The results there were encouraging, particularly as he had a period over the summer where the results didn’t come as expected. He became frustrated, but then things clicked and his performances picked up.

“I changed the way I was training, my lifestyle too with sleep and food,” he said, explaining what turned things around. “I lost two kilos and I started training with watts. That works for me a lot better than heart-rate…there is no comparison. I’m happy, I’ve found what works for me.

Despite the interruption to his training this week, O’Loughlin – who is managing several Cycling Ireland teams this week but not the Under 23 squad – said he was hopeful of a good ride today from Bennett.

“He was seventh in the Europeans so he has shown he has that pedigree. He is going very well. Philip Lavery is going excellent as well. We are not putting all our eggs in one basket, but Sam has done it before. He is going very, very well, he rode really well in the Tour of Britain. We are hoping he will have a good worlds.”

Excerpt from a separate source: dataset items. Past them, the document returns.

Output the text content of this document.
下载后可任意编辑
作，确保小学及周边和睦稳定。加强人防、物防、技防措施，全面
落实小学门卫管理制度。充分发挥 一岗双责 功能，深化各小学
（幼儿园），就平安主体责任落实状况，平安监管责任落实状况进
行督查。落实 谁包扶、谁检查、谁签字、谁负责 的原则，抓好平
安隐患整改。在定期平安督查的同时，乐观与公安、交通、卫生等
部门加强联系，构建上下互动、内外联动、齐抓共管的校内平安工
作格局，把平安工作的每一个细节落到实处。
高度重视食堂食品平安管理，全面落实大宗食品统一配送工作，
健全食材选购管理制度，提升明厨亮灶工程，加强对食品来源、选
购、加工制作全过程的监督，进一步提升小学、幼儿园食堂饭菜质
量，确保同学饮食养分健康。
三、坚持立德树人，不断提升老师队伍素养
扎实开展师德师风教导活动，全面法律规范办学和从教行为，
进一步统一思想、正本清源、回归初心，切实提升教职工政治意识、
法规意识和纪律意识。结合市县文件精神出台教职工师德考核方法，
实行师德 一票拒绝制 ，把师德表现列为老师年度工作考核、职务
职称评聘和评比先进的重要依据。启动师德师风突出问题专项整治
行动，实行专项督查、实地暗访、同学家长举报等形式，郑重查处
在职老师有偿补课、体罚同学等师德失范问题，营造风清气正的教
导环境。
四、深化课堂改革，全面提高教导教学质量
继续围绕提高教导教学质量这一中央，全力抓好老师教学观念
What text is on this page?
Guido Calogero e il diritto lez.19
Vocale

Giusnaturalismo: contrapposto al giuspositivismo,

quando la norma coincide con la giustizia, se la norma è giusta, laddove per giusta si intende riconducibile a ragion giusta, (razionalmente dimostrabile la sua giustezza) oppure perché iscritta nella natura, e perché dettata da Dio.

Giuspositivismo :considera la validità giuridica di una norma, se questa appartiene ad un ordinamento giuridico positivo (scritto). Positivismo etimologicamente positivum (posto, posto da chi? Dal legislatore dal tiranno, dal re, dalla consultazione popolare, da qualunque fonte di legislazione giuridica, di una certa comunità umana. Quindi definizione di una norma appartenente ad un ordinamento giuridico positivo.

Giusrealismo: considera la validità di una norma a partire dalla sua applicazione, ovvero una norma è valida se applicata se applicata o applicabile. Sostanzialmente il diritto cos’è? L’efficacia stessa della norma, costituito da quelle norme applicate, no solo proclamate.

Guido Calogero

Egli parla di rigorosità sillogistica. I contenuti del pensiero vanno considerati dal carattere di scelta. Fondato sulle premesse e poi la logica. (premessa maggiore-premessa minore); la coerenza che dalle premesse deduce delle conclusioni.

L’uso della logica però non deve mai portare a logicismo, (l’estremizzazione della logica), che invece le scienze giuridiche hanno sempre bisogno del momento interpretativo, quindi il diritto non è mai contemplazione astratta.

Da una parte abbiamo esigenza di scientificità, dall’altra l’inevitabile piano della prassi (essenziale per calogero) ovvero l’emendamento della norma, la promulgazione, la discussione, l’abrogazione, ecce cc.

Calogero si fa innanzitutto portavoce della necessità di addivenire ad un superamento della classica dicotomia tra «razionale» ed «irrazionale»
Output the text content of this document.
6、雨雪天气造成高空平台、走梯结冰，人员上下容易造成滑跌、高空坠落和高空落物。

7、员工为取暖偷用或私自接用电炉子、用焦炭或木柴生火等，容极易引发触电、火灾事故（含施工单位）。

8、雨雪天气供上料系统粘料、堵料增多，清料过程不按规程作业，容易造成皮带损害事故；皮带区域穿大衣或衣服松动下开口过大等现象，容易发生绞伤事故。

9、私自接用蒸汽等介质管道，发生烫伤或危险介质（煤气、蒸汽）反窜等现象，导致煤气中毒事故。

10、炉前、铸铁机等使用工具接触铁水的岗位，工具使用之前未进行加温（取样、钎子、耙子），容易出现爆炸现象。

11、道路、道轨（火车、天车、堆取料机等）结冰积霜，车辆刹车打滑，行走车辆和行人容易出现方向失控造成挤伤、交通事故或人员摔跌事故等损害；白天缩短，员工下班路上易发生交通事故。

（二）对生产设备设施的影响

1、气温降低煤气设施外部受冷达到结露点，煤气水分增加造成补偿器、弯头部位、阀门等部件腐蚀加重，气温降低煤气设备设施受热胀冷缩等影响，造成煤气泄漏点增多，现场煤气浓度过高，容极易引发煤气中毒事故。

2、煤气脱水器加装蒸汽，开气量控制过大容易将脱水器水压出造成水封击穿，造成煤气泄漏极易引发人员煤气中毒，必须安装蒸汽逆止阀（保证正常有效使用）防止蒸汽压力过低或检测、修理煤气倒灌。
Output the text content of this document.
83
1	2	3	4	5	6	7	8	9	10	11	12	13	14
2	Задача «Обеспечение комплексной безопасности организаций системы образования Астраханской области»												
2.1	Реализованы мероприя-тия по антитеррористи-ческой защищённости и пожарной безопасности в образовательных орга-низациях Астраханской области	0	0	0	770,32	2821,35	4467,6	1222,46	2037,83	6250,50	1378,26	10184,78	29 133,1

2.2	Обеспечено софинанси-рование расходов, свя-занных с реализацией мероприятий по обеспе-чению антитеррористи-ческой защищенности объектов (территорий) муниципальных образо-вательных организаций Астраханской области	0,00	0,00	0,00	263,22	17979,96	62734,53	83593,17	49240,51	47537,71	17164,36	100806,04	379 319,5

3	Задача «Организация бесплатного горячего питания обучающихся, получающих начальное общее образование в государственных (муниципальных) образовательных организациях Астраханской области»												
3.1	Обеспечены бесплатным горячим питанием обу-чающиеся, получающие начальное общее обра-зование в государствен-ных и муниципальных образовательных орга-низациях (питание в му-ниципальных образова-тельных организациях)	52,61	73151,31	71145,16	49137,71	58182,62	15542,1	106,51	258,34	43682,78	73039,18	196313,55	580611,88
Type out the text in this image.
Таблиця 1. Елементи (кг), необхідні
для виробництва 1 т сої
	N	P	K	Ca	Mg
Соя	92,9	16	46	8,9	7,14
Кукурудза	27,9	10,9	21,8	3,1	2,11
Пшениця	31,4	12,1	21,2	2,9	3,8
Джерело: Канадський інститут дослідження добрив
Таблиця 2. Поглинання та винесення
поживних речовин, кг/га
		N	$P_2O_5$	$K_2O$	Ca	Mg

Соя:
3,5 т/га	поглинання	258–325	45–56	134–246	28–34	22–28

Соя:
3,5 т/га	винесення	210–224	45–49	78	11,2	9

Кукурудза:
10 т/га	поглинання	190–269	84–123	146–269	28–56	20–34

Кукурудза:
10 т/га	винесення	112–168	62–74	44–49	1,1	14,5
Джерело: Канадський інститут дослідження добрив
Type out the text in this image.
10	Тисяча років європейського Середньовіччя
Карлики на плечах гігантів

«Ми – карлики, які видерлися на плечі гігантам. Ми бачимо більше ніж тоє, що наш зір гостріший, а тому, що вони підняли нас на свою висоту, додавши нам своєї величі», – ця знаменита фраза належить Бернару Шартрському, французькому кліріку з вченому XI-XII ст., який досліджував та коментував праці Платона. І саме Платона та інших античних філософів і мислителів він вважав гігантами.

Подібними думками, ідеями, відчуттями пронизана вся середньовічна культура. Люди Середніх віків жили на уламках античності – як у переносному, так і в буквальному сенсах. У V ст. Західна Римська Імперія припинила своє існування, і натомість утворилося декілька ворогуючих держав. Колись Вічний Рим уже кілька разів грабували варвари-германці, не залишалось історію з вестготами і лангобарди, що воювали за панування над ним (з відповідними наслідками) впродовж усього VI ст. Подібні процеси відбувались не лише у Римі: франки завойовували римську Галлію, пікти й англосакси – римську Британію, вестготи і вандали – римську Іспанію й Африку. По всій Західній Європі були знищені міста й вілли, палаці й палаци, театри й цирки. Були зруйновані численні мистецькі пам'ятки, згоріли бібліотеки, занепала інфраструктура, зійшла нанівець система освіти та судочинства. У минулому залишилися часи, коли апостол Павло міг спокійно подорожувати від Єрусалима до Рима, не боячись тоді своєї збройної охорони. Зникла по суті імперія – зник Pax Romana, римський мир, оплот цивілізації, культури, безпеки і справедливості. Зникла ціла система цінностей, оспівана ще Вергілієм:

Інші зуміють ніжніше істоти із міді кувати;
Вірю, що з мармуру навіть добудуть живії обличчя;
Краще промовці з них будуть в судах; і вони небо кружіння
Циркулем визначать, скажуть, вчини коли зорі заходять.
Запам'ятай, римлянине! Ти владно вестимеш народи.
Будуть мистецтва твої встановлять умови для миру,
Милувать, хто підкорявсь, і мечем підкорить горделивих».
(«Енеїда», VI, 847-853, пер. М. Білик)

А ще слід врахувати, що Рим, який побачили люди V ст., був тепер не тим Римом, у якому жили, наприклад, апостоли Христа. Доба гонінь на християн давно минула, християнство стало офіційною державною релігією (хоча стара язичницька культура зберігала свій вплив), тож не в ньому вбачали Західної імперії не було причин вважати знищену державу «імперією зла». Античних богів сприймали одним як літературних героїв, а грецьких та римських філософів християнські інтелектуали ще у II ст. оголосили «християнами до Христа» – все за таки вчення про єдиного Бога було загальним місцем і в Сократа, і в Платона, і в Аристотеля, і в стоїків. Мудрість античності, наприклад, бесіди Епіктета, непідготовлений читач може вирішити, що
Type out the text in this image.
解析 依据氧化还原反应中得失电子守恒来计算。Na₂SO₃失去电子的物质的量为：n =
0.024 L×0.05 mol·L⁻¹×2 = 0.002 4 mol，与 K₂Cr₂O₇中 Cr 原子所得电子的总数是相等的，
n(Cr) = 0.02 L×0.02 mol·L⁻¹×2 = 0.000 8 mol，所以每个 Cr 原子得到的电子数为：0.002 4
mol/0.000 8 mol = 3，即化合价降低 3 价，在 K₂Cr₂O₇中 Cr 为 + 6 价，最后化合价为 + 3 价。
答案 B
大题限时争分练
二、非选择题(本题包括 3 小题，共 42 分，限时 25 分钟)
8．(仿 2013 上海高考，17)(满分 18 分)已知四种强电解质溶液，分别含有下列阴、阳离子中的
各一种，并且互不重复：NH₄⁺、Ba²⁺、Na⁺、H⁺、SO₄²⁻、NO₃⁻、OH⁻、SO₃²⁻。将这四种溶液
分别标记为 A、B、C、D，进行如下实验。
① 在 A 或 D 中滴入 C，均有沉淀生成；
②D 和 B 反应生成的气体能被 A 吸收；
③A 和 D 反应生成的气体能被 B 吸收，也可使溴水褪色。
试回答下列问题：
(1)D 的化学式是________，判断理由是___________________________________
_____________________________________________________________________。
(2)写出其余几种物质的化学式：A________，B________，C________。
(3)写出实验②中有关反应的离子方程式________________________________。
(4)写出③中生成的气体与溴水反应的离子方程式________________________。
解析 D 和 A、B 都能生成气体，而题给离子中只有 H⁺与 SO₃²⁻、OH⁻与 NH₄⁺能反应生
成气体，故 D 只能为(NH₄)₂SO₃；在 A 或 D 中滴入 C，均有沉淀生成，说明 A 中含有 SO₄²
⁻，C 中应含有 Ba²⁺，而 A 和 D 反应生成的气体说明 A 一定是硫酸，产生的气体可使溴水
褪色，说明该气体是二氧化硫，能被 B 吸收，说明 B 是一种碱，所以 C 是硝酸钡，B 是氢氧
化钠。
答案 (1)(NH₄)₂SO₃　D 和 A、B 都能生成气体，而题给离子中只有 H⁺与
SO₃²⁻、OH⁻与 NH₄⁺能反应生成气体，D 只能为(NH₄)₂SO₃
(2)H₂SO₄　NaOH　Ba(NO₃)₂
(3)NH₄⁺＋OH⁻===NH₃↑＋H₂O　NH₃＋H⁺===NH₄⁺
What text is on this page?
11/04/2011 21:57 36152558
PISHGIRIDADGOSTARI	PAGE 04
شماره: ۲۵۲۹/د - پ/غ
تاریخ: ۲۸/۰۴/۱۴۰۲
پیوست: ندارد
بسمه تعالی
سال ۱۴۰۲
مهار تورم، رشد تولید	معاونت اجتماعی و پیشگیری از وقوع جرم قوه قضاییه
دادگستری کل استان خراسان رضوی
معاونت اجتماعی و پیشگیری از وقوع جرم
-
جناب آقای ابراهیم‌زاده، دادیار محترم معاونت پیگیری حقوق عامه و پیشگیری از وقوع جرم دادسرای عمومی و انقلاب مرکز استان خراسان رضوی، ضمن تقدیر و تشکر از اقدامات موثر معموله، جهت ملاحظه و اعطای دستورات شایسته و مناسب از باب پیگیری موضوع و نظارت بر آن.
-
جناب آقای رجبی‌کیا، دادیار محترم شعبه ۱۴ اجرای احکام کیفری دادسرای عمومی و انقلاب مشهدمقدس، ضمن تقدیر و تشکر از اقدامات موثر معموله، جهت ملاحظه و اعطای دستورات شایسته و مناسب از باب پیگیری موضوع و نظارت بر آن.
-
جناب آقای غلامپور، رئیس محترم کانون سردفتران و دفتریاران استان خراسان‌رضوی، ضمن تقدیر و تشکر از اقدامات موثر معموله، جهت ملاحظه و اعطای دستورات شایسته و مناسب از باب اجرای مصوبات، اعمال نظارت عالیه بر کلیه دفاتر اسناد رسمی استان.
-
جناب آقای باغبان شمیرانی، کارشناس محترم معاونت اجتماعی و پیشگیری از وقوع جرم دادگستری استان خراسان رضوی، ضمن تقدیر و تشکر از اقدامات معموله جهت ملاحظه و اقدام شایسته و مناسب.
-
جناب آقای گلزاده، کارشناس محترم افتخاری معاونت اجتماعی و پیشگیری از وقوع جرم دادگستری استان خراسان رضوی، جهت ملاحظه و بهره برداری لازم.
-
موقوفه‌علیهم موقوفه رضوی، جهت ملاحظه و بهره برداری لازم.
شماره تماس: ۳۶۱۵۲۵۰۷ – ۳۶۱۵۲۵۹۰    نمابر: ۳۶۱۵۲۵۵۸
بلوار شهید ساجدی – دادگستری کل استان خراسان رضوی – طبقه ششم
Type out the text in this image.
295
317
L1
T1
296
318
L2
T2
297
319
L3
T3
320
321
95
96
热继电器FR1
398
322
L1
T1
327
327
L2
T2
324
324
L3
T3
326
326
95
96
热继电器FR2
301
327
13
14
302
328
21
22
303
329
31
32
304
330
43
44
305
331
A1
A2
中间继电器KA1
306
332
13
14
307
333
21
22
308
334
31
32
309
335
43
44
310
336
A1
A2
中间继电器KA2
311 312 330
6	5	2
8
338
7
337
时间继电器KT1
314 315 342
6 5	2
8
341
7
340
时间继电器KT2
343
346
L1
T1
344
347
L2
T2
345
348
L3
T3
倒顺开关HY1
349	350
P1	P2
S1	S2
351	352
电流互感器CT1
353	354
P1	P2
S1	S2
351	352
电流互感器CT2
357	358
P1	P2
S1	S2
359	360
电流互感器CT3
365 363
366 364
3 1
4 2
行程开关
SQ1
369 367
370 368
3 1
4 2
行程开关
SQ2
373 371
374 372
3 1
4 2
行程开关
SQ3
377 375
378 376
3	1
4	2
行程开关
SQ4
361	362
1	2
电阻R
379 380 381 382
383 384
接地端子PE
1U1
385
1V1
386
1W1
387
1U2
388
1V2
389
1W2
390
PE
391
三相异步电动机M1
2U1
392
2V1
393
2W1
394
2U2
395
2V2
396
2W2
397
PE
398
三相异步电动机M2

He wasn’t worried about the Cauberg, feeling that the climb wouldn’t pose issues. “It is a power rider’s hill, he likes it,” he said. “He’s lost a considerable amount of weight this year too. That was planned and it paid dividends…you could see he was flying up the climbs in Britain.”

Bennett said that he’d adopt a patient approach rather than trying to go with everything. “I want to give the worlds a good go, but I will probably be really conservative and wait until the last few kilometres and use my sprint,” he said. “I will take a gamble and see if it works out.”